Edit: I am really liking the Triton because I can change bits from above the table using one wrench. And the way it mounts in my table, it is easy to reach under to lock/unlock the height adjustment. Also, the micro adjustment knob is in plain sight if I want to use it. Just reach under and turn, then lock it. The crank handle also works pretty well for cranking the router up or down for big height changes or to raise/lower during bit change operations.


----------



## Stick486 (Jan 4, 2013)

the '17 won't cover all the bases by a long shot...
so now you want the Milwaukee...
what about the 1619EVS


----------



## Cherryville Chuck (Sep 28, 2010)

Rick there are several trains of thought on what is best for the table HP wise. If you buy the biggest it will be stressed less for all routing jobs than routers with less HP. How often do you need the extra power? Smaller routers will still get the job done with slower feeds/stepped cuts and use less power for all the cuts where the extra HP isn't needed. Then you factor in reliability, ease of use, warranty, and other factors.

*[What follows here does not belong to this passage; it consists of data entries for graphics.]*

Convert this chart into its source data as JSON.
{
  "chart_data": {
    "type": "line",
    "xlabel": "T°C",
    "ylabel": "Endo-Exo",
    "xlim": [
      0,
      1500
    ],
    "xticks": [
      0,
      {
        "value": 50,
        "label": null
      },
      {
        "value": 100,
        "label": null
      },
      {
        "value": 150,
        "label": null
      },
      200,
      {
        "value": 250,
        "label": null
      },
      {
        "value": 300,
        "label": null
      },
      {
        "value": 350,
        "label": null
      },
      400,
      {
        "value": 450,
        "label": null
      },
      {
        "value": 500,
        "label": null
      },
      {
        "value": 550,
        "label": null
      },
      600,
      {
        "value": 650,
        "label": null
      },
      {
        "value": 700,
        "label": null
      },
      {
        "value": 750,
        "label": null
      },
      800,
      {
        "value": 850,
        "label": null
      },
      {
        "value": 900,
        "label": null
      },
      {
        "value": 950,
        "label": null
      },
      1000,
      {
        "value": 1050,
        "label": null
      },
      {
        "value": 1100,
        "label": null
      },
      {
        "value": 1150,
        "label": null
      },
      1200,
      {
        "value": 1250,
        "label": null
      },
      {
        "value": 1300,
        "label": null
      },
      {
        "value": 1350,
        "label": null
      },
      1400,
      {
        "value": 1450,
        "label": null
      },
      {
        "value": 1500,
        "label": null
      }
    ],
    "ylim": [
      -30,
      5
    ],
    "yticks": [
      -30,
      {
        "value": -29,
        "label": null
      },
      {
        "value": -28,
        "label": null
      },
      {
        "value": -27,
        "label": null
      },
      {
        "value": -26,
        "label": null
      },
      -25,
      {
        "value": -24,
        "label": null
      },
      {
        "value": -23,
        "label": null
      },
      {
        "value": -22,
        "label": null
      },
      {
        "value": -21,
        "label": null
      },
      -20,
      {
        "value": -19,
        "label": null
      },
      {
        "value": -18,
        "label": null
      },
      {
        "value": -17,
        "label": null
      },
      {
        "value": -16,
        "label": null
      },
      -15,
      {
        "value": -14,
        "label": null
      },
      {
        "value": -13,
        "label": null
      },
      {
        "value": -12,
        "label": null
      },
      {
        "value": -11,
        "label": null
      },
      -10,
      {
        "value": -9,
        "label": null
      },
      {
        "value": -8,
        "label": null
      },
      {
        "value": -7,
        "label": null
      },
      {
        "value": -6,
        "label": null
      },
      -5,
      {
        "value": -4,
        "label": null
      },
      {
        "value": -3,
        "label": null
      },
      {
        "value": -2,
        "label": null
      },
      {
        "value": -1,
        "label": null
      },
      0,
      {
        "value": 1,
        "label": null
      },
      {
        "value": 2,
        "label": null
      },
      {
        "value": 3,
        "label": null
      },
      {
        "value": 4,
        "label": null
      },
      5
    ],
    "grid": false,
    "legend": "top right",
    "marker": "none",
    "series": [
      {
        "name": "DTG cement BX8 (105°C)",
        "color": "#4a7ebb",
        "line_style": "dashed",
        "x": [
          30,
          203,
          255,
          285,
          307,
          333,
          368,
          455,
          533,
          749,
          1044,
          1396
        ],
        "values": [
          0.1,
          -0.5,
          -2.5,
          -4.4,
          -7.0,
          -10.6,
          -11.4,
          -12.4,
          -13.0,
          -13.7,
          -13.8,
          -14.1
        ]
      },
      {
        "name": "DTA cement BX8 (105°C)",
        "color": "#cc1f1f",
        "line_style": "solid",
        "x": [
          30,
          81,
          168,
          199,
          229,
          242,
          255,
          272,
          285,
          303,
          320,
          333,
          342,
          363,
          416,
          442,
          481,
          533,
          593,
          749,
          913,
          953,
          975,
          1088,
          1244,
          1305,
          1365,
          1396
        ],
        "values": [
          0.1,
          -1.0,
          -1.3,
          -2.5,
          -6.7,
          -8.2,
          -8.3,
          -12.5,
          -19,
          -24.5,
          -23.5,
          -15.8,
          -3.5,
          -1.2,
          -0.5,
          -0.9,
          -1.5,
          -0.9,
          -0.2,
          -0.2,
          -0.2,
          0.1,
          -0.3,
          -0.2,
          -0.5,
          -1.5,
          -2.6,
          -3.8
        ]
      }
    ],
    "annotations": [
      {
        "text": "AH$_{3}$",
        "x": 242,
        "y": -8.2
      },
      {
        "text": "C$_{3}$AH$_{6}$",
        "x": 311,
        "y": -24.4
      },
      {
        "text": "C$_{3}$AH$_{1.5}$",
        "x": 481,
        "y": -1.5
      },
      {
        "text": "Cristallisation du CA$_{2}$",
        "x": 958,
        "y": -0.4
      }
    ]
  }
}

The ideal answer is hard to find here.


----------



## RainMan 2.0 (May 6, 2014)

Stick486 said:


> the '17 won't cover all the bases by a long shot...
> so now you want the Milwaukee...
> what about the 1619EVS


I was under the impression the 1619 was not removable from it's base , as I thought it was a kinda plunge router with above table height adjustments and I want more accuracy like a router mounted in an Incra lift .
Don't get me wrong Stick as I like bosch , I have there huge rotary drill so I do have there brand in my household


----------



## Stick486 (Jan 4, 2013)

RainMan1 said:


> I was under the impression the 1619 was not removable from it's base , as I thought it was a kinda plunge router with above table height adjustments and I want more accuracy like a router mounted in an Incra lift .
> Don't get me wrong Stick as I like Bosch , I have there huge rotary drill so I do have there brand in my household


so put your 7518 in the Incra and get back to work...

and while you are at it build a second table w/ the 1617 for 1/4" bits...


----------



## RainMan 2.0 (May 6, 2014)

Stick486 said:


> so put your 7518 in the Incra and get back to work...
> 
> and while you are at it build a second table w/ the 1617 for 1/4" bits...


Ok at least we have a plan now


----------



## Stick486 (Jan 4, 2013)

RainMan1 said:


> Ok at least we have a plan now


build a very simple table and use the '17 as is... 
it's very user friendly...


----------



## MT Stringer (Aug 15, 2012)

Stick486 said:


> build a very simple table and use the '17 as is...
> it's very user friendly...


Or an adjustable height dual router table. We don't need no stinking Incra shrinkcra stuff! :sarcastic:


----------



## MikeMa (Jul 27, 2006)

Sorry, but I must disagree with the opinion on the Bosch 1617, its 2.25HP is defintely adequate, by a long shot, and most definitely would not relegate it to 1/4" bits only. I have had one in a table since 2005, and was moved to my new table and it the lift. I have ran many large profile bits, including horizontal panel raising bits, without issue.

A 3HP router is nice, and if you have the budget for it, I would say go for it. But if you are budget conscious, the Bosch 1617 is a VERY capable router. 

Also, the saw dust in the power switch issue was resolved several years ago, and if you happen upon a router that has an old switch, Bosch will send you a new switch free of charge.


----------



## RainMan 2.0 (May 6, 2014)

MT Stringer said:


> Or an adjustable height dual router table. We don't need no stinking Incra shrinkcra stuff! :sarcastic:


Yes I may be over thinking this , but router lifts with digital read outs is all I dream about now 






NiceG316 said:


> Sorry, but I must disagree with the opinion on the Bosch 1617, its 2.25HP is defintely adequate, by a long shot, and most definitely would not relegate it to 1/4" bits only. I have had one in a table since 2005, and was moved to my new table and it the lift. I have ran many large profile bits, including horizontal panel raising bits, without issue.
> 
> A 3HP router is nice, and if you have the budget for it, I would say go for it. But if you are budget conscious, the Bosch 1617 is a VERY capable router.
> 
> Also, the saw dust in the power switch issue was resolved several years ago, and if you happen upon a router that has an old switch, Bosch will send you a new switch free of charge.


I was kinda nervous as our Winsor a plywood has the same issue with there switch , then again it does production work . From other reviews it's not the only brand that has issues with dust /switch issues .


----------